Blood was collected (via submandibular bleeds) into BD microtainer SST tubes prior to harvesting tissues for the flow cytometry and PCR analysis. Tubes were spun at 1200g for 10 min to separate the serum. Cytokines in the serum samples were assayed with cytokine ELISA kits (BD) following manufacturer’s instructions.
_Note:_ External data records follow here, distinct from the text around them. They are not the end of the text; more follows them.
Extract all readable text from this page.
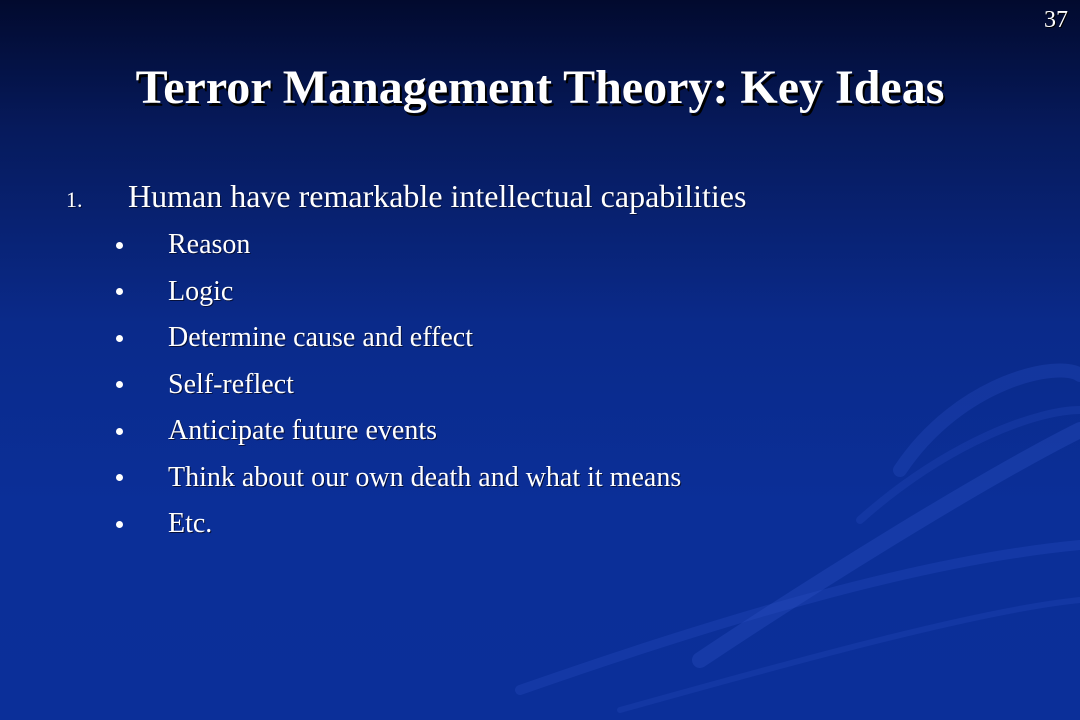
37
Terror Management Theory: Key Ideas
1.	Human have remarkable intellectual capabilities
Reason
Logic
Determine cause and effect
Self-reflect
Anticipate future events
Think about our own death and what it means
Etc.
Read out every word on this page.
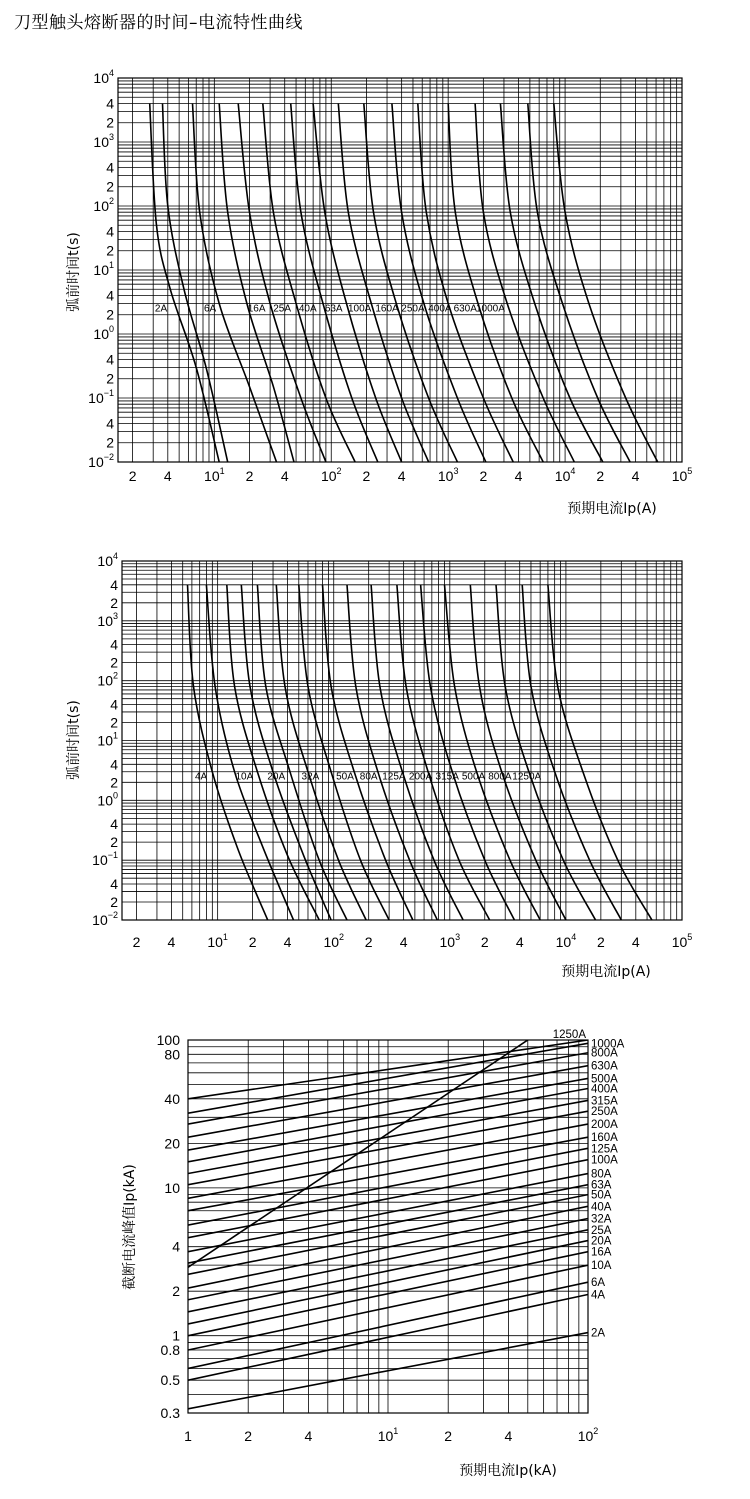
刀型触头熔断器的时间–电流特性曲线
2A	6A	16A 25A 40A 63A 100A 160A 250A 400A 630A 1000A
2 4 $10^1$ 2 4 $10^2$ 2 4 $10^3$ 2 4 $10^4$ 2 4 $10^5$
$10^4$
4
2
$10^3$
4
2
$10^2$
4
2
$10^1$
4
2
$10^0$
4
2
$10^{-1}$
4
2
$10^{-2}$
预期电流Ip(A)
弧前时间t(s)
4A	10A 20A 32A 50A 80A 125A 200A 315A 500A 800A 1250A
2 4 $10^1$ 2 4 $10^2$ 2 4 $10^3$ 2 4 $10^4$ 2 4 $10^5$
$10^4$
4
2
$10^3$
4
2
$10^2$
4
2
$10^1$
4
2
$10^0$
4
2
$10^{-1}$
4
2
$10^{-2}$
预期电流Ip(A)
弧前时间t(s)
1000A
800A
630A
500A
400A
315A
250A
200A
160A
125A
100A
80A
63A
50A
40A
32A
25A
20A
16A
10A
6A
4A
2A
1250A
1	2	4	$10^1$	2	4	$10^2$
100
80
40
20
10
4
2
1
0.8
0.5
0.3
预期电流Ip(kA)
截断电流峰值Ip(kA)
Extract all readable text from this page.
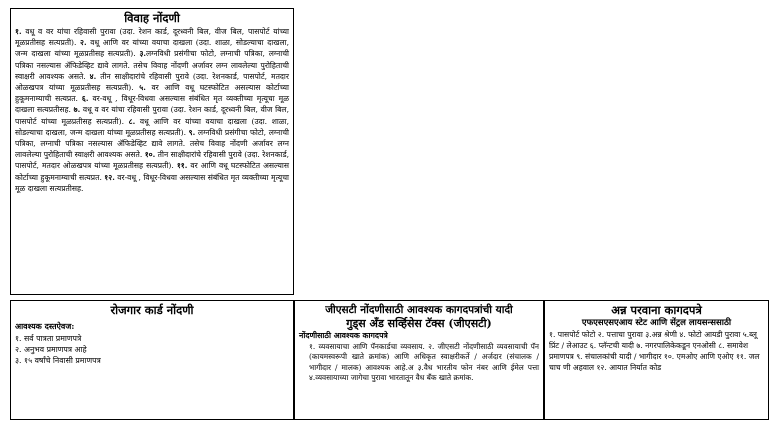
विवाह नोंदणी

१. वधू व वर यांचा रहिवासी पुरावा (उदा. रेशन कार्ड, दूरध्वनी बिल, वीज बिल, पासपोर्ट यांच्या मूळप्रतीसह सत्यप्रती). २. वधू आणि वर यांच्या वयाचा दाखला (उदा. शाळा, सोडल्याचा दाखला, जन्म दाखला यांच्या मूळप्रतीसह सत्यप्रती). ३.लग्नविधी प्रसंगीचा फोटो, लग्नाची पत्रिका, लग्नाची पत्रिका नसल्यास ॲफिडेव्हिट द्यावे लागते. तसेच विवाह नोंदणी अर्जावर लग्न लावलेल्या पुरोहिताची स्वाक्षरी आवश्यक असते. ४. तीन साक्षीदारांचे रहिवासी पुरावे (उदा. रेशनकार्ड, पासपोर्ट, मतदार ओळखपत्र यांच्या मूळप्रतीसह सत्यप्रती). ५. वर आणि वधू घटस्फोटित असल्यास कोर्टाच्या हुकूमनाम्याची सत्यप्रत. ६. वर-वधू , विधूर-विधवा असल्यास संबंधित मृत व्यक्तीच्या मृत्यूचा मूळ दाखला सत्यप्रतीसह. ७. वधू व वर यांचा रहिवासी पुरावा (उदा. रेशन कार्ड, दूरध्वनी बिल, वीज बिल, पासपोर्ट यांच्या मूळप्रतीसह सत्यप्रती). ८. वधू आणि वर यांच्या वयाचा दाखला (उदा. शाळा, सोडल्याचा दाखला, जन्म दाखला यांच्या मूळप्रतीसह सत्यप्रती). ९. लग्नविधी प्रसंगीचा फोटो, लग्नाची पत्रिका, लग्नाची पत्रिका नसल्यास ॲफिडेव्हिट द्यावे लागते. तसेच विवाह नोंदणी अर्जावर लग्न लावलेल्या पुरोहिताची स्वाक्षरी आवश्यक असते. १०. तीन साक्षीदारांचे रहिवासी पुरावे (उदा. रेशनकार्ड, पासपोर्ट, मतदार ओळखपत्र यांच्या मूळप्रतीसह सत्यप्रती). ११. वर आणि वधू घटस्फोटित असल्यास कोर्टाच्या हुकूमनाम्याची सत्यप्रत. १२. वर-वधू , विधूर-विधवा असल्यास संबंधित मृत व्यक्तीच्या मृत्यूचा मूळ दाखला सत्यप्रतीसह.

रोजगार कार्ड नोंदणी

आवश्यक दस्तऐवज:

१. सर्व पात्रता प्रमाणपत्रे
२. अनुभव प्रमाणपत्र आहे
३. १५ वर्षांचे निवासी प्रमाणपत्र

जीएसटी नोंदणीसाठी आवश्यक कागदपत्रांची यादी

गुड्स अँड सर्व्हिसेस टॅक्स (जीएसटी)

नोंदणीसाठी आवश्यक कागदपत्रे

१. व्यवसायाचा आणि पॅनकार्डचा व्यवसाय. २. जीएसटी नोंदणीसाठी व्यवसायाची पॅन (कायमस्वरूपी खाते क्रमांक) आणि अधिकृत स्वाक्षरीकर्ते / अर्जदार (संचालक / भागीदार / मालक) आवश्यक आहे.अ ३.वैध भारतीय फोन नंबर आणि ईमेल पत्ता ४.व्यवसायाच्या जागेचा पुरावा भारतातून वैध बँक खाते क्रमांक.

अन्न परवाना कागदपत्रे

एफएसएसएआय स्टेट आणि सेंट्रल लायसन्ससाठी

१. पासपोर्ट फोटो २. पत्ताचा पुरावा ३.अन्न श्रेणी ४. फोटो आयडी पुरावा ५.ब्लू प्रिंट / लेआउट ६. प्लॅन्टची यादी ७. नगरपालिकेकडून एनओसी ८. समावेश प्रमाणपत्र ९. संचालकांची यादी / भागीदार १०. एमओए आणि एओए ११. जल चाच णी अहवाल १२. आयात निर्यात कोड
Clinical chemistry testing for ALB, ALT, and CREAT was conducted by UNC’s Animal Histopathology and Lab Medicine Core.

Statistical Analysis.

Statistical comparison in all different experimental conditions was done with the Prism software (version 8.0, GraphPad Software Inc.) using two-way ANOVA. Survival was plotted using a Kaplan–Meier survival curve, and statistical significance was determined by the log-rank (Mantel-Cox) test. A P value of less than 0.05 was considered significant.